Seek low-salt condiments if you’re trying to reduce your sodium intake. Ketchup, mustard, salad dressings, powdered sauces, soy sauce, and steak sauce are all high in sodium.

Add vegetables

You can add vegetables to (almost) everything you eat. Add pureed carrots or roasted red peppers to pasta sauce. Replace some of the oil in nut breads and cakes with canned pumpkin or unsweetened applesauce. Substitute pureed green peas for half the amount of avocado in guacamole and other recipes. Put in a layer of vegetables instead of ground beef when preparing lasagna.

Consider soy

If lactose intolerance is a problem, substitute soy! Pour soy milk over your breakfast cereal. Blend soy flour into pancakes, muffins, and cookies. Add tofu to soups, dips, stir-fry dishes, and stews. Sprinkle dried soybeans on salads and into stir-fries. Soy sauce is the exception; regular soy sauce is high in sodium.
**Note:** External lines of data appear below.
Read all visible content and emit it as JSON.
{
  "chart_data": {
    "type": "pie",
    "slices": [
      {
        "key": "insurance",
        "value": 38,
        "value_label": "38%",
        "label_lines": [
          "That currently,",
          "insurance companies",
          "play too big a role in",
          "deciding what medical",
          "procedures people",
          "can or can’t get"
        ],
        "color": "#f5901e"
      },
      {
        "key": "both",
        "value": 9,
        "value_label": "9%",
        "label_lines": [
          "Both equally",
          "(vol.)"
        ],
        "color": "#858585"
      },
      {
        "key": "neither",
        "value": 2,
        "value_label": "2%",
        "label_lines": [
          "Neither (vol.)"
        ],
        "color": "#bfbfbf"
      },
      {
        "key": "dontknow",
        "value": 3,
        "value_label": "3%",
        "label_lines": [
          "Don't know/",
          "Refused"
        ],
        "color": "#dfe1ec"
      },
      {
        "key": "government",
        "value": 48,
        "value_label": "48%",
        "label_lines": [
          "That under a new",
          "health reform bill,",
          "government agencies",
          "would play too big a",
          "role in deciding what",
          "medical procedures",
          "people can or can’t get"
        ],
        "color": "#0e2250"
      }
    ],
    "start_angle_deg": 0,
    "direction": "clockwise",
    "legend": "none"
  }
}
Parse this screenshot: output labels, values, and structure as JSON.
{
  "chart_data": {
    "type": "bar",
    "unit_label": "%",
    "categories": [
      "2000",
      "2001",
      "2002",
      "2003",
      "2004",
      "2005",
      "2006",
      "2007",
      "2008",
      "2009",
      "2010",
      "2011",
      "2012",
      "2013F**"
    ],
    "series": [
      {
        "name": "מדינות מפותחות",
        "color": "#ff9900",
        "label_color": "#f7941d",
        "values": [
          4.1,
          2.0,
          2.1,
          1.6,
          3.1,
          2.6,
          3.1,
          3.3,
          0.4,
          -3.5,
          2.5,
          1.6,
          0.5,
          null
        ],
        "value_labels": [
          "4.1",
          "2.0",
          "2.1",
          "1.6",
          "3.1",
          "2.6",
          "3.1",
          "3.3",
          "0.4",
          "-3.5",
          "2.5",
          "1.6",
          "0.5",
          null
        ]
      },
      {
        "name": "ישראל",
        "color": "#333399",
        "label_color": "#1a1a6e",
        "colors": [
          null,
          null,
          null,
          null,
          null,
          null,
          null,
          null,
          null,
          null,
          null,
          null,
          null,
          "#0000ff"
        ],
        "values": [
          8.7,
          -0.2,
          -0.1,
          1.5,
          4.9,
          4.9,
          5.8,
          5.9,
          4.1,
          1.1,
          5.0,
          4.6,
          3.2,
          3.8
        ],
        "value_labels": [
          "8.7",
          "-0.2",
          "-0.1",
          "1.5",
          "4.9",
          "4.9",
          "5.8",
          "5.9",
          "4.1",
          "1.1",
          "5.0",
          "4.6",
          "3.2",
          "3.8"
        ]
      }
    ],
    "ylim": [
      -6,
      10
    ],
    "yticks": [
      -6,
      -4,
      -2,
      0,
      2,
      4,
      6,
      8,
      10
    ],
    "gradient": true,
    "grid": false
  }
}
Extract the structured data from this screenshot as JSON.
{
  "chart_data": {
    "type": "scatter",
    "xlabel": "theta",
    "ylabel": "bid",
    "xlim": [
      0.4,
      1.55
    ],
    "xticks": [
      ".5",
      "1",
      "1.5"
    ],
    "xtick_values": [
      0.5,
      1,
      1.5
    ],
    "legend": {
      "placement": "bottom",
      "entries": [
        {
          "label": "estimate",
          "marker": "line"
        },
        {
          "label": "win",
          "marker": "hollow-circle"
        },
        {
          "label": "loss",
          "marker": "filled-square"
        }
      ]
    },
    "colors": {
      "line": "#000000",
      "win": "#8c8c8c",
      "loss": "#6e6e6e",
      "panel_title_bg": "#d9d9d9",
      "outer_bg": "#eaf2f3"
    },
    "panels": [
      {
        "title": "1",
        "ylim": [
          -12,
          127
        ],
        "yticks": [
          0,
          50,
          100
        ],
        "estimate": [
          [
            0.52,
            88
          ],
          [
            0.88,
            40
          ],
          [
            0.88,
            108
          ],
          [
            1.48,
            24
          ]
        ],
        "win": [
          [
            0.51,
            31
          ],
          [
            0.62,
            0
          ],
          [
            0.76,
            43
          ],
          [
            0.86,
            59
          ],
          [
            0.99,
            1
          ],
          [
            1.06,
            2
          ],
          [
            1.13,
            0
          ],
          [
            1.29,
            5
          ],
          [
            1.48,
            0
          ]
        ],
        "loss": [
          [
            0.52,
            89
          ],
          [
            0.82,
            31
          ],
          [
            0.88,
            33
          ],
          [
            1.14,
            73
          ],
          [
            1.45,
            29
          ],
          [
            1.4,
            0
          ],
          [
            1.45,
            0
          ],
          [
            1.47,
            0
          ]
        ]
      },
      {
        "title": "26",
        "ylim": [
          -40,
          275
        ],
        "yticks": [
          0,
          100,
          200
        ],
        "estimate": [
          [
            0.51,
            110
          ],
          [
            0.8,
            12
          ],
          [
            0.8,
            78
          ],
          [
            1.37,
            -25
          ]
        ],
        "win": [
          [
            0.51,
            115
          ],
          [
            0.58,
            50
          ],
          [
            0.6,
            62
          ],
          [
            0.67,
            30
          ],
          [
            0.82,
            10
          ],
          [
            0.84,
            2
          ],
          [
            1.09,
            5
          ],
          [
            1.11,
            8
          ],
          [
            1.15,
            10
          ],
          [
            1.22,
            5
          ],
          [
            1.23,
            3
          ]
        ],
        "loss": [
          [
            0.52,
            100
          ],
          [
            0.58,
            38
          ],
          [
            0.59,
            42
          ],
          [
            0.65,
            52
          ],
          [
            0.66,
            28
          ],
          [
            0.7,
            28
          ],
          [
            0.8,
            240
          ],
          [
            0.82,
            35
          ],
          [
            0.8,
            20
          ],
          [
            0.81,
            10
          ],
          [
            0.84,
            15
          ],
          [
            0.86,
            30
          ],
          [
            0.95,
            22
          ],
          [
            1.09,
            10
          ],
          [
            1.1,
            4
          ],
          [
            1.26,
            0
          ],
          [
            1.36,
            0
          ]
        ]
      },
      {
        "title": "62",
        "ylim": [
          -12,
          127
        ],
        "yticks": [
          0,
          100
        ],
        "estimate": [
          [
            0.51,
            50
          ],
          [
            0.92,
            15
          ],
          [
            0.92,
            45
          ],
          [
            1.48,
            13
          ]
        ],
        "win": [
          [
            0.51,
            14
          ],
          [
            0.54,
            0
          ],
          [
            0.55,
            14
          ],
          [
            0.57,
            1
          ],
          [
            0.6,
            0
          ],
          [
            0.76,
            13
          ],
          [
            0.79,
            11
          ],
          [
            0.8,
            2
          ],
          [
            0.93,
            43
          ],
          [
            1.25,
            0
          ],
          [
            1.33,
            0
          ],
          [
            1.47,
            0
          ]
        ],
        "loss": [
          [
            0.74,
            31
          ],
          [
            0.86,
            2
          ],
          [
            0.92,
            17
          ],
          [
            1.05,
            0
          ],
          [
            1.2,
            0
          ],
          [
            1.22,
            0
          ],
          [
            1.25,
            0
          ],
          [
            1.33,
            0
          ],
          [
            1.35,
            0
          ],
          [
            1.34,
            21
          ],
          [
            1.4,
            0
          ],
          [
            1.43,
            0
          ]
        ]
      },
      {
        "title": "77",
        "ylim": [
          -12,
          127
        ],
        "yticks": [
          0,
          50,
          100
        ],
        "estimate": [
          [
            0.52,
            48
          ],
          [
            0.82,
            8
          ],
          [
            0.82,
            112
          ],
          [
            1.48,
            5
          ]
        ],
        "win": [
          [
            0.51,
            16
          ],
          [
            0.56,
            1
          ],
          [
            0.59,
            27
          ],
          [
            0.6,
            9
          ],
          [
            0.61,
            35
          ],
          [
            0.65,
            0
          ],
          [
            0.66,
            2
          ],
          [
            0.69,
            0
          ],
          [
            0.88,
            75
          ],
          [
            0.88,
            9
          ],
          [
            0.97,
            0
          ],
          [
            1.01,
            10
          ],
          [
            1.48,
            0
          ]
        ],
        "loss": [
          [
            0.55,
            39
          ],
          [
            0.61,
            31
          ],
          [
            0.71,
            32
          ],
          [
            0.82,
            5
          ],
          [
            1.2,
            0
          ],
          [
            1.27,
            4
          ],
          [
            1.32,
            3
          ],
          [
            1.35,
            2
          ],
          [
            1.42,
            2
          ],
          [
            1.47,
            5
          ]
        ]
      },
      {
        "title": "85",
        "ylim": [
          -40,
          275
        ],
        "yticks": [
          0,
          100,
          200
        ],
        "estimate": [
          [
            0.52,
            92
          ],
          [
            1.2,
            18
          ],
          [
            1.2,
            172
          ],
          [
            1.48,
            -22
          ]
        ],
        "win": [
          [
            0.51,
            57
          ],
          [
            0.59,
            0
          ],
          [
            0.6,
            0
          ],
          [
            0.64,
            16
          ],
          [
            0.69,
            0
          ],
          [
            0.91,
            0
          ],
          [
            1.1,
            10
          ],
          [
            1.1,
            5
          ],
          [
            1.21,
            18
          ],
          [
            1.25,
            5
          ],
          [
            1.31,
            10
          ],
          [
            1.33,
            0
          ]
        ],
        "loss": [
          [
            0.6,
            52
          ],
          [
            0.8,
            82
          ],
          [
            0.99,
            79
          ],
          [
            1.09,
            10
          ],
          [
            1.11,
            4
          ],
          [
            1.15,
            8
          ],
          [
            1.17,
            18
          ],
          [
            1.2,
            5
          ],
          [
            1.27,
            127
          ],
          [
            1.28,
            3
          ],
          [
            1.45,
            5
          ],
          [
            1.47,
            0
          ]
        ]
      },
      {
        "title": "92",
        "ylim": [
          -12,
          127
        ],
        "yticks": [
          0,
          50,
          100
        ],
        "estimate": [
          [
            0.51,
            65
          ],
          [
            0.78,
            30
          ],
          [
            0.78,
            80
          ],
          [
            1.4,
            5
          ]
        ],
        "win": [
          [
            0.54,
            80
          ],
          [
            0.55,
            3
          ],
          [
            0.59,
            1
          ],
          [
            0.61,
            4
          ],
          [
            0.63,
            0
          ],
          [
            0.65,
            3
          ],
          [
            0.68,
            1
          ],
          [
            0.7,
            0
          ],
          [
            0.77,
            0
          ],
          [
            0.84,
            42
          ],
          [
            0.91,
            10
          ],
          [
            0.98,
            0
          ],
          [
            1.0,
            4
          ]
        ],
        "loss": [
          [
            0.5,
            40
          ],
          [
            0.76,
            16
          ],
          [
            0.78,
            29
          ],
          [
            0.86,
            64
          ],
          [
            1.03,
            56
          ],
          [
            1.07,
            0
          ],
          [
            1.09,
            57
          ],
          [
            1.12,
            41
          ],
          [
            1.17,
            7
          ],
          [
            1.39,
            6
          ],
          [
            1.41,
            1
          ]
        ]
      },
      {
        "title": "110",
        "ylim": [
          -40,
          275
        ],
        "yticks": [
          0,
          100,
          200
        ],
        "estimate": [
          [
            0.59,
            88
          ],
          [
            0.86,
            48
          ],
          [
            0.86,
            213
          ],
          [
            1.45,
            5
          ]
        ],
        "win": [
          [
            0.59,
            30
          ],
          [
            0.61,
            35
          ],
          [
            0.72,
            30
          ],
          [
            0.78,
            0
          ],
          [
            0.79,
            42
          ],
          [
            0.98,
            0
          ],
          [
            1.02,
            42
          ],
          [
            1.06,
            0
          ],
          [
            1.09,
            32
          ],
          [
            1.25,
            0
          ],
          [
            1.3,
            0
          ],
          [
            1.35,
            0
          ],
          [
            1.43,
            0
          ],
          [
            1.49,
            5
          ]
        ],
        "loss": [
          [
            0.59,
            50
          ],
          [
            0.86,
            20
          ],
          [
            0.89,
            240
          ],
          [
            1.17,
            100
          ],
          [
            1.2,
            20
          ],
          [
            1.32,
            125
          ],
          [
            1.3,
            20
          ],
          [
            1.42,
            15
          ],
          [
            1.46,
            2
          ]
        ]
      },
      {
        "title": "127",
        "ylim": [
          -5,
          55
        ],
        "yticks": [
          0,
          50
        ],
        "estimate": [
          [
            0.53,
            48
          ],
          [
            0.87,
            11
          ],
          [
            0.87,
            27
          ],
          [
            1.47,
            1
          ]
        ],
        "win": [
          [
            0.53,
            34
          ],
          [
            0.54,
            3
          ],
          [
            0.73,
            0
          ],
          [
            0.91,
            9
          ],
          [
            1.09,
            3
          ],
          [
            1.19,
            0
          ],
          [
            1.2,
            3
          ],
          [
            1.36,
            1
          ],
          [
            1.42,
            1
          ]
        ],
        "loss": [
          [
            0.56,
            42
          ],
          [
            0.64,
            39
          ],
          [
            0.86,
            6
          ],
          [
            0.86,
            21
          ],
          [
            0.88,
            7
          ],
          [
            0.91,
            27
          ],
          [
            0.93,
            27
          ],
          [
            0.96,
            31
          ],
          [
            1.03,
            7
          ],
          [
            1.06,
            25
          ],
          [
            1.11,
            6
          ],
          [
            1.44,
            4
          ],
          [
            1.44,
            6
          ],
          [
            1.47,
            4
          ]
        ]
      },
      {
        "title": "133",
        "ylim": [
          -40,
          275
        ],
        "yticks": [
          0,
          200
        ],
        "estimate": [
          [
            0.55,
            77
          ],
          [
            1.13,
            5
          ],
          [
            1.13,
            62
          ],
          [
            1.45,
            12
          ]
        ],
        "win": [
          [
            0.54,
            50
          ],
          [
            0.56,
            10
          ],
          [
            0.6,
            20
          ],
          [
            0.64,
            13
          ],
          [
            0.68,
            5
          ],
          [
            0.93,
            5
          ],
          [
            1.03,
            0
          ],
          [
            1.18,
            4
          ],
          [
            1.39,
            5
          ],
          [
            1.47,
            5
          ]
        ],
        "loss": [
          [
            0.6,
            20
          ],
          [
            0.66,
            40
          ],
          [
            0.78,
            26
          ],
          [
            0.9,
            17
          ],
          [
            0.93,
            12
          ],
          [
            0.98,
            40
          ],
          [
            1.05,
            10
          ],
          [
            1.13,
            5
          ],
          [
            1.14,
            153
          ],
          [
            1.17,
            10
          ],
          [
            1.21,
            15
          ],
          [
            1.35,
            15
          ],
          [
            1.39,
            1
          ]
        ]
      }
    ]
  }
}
If you use soy sauce for flavoring, look for a low-sodium version.

Cook with good fats

When you cook with fat, use the monounsaturated kind. Olive oil, peanut oil, sesame-seed oil, and canola oil are high in monounsaturated fat–the kind that helps lower blood cholesterol.

Choose brown over white

If you eat rice, make it brown rice, because it contains more fiber than white rice. Instant rice has the least fiber.